Patriarchy – a major form of hierarchy – is subverted in Luke’s Gospel. Just before Mary finds her voice, a man, Zachariah, the father of John the Baptist, loses his. Doubting that his wife can become pregnant in her old age, the Angel Gabriel shuts Zachariah up. He cannot speak until his son is born and circumcised, at which point his first words are words of praise. In Luke’s Gospels, women understand and believe when men do not. Is it because, having experienced marginalization and powerlessness, they have a deeper knowledge of God’s presence with the marginalized than those who have power at the expense of others – the men – do? This is what James Alison has called “the intelligence of the victim.” At any rate, a man is made mute so that he must listen and see how faith and courage and wisdom are shaping the women in his life. He is emptied of his misconceptions so he can be made full again.
This leveling of the genders is not vengeance against men. It’s a transformation of the rivalry between genders that creates the false notion that one is higher than the other. The truth is, we are all better off when we understand the full human dignity of every person.
The Magnificat may sound vengeful, with its praise to God for “scattering the proud.” But how are the proud scattered? God does not wave a mighty arm to send people flying in every direction.
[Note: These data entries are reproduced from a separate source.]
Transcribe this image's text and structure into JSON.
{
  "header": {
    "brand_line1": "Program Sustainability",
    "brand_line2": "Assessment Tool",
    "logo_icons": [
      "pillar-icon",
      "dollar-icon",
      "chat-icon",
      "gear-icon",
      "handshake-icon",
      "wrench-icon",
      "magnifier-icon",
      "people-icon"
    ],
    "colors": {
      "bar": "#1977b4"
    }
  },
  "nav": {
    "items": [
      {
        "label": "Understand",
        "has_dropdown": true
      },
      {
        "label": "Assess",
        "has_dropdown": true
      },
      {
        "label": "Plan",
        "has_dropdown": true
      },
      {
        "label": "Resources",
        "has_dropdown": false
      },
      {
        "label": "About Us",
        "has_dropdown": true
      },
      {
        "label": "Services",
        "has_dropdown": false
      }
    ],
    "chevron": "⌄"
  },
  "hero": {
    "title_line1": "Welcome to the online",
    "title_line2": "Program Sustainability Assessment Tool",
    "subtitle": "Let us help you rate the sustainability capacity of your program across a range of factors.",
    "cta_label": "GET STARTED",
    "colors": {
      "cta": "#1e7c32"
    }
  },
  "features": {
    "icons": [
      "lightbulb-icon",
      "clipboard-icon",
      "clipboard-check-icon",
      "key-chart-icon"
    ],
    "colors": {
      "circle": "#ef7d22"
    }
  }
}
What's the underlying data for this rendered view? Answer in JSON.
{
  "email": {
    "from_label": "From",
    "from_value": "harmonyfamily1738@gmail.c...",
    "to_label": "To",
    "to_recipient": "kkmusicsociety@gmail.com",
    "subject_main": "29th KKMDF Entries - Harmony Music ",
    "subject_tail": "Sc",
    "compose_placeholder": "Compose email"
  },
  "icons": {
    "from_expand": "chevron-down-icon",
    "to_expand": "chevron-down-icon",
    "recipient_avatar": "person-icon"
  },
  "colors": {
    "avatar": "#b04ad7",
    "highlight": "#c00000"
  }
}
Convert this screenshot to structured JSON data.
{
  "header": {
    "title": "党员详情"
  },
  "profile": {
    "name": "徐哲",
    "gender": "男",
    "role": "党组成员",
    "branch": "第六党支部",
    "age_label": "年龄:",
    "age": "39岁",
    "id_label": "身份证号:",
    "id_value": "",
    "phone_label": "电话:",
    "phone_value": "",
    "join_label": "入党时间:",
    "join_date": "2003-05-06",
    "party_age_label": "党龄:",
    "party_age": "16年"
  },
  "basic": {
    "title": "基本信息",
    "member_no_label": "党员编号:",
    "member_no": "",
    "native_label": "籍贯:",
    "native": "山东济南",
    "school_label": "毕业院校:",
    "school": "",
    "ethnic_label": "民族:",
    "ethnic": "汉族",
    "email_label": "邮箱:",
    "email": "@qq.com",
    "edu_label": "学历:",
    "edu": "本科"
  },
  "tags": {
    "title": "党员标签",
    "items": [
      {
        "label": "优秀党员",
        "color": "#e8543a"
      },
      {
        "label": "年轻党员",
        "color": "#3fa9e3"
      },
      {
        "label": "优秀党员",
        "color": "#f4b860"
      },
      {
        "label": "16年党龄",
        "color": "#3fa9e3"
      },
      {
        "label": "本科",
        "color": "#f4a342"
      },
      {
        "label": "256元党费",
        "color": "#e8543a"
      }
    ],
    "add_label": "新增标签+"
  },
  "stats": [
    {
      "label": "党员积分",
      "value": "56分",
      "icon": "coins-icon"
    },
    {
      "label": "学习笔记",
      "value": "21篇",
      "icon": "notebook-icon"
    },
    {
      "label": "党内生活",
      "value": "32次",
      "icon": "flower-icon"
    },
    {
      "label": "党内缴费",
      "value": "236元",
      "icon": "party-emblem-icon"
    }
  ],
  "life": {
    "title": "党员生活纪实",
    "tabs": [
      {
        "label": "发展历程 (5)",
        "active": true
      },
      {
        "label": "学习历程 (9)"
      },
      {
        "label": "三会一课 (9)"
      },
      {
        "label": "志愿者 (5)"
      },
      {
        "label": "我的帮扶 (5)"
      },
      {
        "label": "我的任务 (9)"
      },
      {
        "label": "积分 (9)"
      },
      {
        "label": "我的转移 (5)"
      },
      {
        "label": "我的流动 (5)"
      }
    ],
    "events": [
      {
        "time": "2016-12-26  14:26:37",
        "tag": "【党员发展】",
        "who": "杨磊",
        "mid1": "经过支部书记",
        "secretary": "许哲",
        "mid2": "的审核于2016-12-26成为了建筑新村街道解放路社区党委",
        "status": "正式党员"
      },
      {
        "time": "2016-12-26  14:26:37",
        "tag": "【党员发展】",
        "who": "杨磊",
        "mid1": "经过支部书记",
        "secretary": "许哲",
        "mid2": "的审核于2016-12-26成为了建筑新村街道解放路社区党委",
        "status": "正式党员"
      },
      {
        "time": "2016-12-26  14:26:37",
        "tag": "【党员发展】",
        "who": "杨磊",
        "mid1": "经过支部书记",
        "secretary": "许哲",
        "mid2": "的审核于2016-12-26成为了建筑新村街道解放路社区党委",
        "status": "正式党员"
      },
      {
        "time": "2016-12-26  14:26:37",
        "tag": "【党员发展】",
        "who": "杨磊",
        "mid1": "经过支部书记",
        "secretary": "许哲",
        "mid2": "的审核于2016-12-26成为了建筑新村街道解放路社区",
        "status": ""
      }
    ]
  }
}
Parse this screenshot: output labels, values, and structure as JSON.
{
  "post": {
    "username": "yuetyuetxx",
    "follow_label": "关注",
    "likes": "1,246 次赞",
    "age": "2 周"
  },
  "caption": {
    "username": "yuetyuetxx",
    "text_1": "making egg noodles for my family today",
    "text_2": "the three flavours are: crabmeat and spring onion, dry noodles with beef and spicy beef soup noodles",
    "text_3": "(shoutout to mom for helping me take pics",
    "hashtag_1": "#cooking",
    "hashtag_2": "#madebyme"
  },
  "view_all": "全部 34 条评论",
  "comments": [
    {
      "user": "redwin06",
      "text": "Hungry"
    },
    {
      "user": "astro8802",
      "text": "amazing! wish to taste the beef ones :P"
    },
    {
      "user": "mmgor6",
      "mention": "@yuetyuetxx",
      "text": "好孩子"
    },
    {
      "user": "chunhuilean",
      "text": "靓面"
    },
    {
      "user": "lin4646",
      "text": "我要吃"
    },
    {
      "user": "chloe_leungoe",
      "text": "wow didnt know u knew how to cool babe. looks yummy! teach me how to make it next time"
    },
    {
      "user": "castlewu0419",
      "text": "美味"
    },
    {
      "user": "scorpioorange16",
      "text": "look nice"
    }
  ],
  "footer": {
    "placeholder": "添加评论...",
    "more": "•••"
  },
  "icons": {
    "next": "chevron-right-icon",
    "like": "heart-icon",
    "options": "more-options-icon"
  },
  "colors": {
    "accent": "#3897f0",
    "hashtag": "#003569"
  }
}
No. Instead, Jesus comes to bring in the marginalized and excluded, which means the proud, those who know themselves by how high they are lifted above others, are deprived of their common scapegoats and enemies. The sword that divides the proud is the deprivation of their common enemy or designated “loser” against whom they know themselves. Jesus takes away our ability to form identities over and against others, forcing us instead to know who we are in relationship with one another. We can know who we are by how much we love each other and how we live in communion with one another.
The Magnificat, therefore, is not about vengeance, but a reorientation of the world. It subverts all our standards and expectations, this song of an unwed mother rejoicing. She embodies her message of a world turned upside-down, where we no longer know who we are by who we exclude, but find our fullest selves in the full embrace of everyone, acknowledging that we are all beloved children of Love, and we all have it in us to bear Love to the world. Just like Mary.